Soft Call for Artists

As you may guess from the screen capture above, each page will see around six illustrations, all greyscale, most hexagonal. I have many of these illustrations drawn already, but I have many more to go, and I don't want to be the only artist that brings this world to life. After I've finished bringing the manuscript into laid out pages, I'll be seeking that art, and artists to draw it. Maybe that's you, dear reader? If you are interested, reply back with questions. I'll be compensating my collaborators, using the WAGE artist fee schedule found over here. In general, I seek a greyscale, comic style with a focus on biology and fantastical architecture, ideally as ProCreate digital drawing files.
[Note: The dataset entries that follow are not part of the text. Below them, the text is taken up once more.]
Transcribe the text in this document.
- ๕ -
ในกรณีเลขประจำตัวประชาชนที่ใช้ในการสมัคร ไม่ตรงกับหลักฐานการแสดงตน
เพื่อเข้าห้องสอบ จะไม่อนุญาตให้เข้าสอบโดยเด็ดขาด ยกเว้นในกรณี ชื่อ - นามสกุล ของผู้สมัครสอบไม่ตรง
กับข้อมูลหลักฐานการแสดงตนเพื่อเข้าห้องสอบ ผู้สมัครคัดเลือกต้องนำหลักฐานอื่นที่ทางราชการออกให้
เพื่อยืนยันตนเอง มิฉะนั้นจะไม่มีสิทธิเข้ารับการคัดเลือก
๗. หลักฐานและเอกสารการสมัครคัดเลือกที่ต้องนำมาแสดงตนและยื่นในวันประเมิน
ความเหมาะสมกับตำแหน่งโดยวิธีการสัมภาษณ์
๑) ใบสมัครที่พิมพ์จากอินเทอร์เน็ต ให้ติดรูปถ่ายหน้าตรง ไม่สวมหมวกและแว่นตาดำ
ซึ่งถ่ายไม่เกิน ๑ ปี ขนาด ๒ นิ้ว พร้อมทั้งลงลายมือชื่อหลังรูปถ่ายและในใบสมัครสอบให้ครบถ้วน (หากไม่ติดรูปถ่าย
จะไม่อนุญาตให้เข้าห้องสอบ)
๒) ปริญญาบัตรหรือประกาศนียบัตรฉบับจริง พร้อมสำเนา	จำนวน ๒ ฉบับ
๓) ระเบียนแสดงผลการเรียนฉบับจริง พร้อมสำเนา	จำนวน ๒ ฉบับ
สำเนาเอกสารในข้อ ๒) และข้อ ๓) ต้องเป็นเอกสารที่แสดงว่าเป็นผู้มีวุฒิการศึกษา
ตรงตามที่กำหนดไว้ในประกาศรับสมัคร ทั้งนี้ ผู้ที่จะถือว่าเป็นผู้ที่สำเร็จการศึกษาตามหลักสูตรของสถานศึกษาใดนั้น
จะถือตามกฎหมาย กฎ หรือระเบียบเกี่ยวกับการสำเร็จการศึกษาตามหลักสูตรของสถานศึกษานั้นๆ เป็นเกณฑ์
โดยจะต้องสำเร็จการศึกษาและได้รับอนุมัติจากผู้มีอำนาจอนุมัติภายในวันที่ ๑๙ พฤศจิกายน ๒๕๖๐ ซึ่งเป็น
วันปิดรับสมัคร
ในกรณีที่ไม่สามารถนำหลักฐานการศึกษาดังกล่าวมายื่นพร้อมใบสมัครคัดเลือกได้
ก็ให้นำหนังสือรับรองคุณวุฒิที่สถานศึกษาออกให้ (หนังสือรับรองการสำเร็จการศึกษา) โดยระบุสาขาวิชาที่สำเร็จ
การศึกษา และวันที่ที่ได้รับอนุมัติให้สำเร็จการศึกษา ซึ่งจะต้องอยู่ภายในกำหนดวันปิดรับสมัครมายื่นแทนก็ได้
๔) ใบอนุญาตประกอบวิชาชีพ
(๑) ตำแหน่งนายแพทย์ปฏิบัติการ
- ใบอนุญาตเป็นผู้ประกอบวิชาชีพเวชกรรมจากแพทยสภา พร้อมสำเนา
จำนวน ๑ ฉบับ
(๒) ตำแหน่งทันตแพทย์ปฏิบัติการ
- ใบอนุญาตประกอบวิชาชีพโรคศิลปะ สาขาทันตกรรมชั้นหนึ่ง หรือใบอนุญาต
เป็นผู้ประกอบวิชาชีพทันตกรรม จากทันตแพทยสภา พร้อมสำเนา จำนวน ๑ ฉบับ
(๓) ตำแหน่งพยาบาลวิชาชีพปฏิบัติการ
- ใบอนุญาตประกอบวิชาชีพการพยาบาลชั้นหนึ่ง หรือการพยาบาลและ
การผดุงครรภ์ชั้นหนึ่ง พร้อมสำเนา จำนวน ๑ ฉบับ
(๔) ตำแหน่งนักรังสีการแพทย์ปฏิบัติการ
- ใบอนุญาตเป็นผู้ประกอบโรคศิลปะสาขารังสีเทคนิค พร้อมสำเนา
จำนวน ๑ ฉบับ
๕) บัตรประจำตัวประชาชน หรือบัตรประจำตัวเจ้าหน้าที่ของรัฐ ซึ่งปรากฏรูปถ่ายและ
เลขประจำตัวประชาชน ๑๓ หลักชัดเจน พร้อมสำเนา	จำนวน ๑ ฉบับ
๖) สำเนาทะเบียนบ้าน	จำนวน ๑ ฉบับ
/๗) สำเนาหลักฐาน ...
This is such an exciting time in the project. Newtopia comes alive, not just for me but for a growing number of readers and collaborators. I hope to have the book out by next year.

Blessings and Kind Regards

Tuesday and Josh on a Wisconsin camping trip!

I hope that fall finds you all relaxing into the end-of-year. The fading plants and falling leaves remind me to let my own days go silent too. It is alright to rest, to restart. The earth does it every year. We do it every day.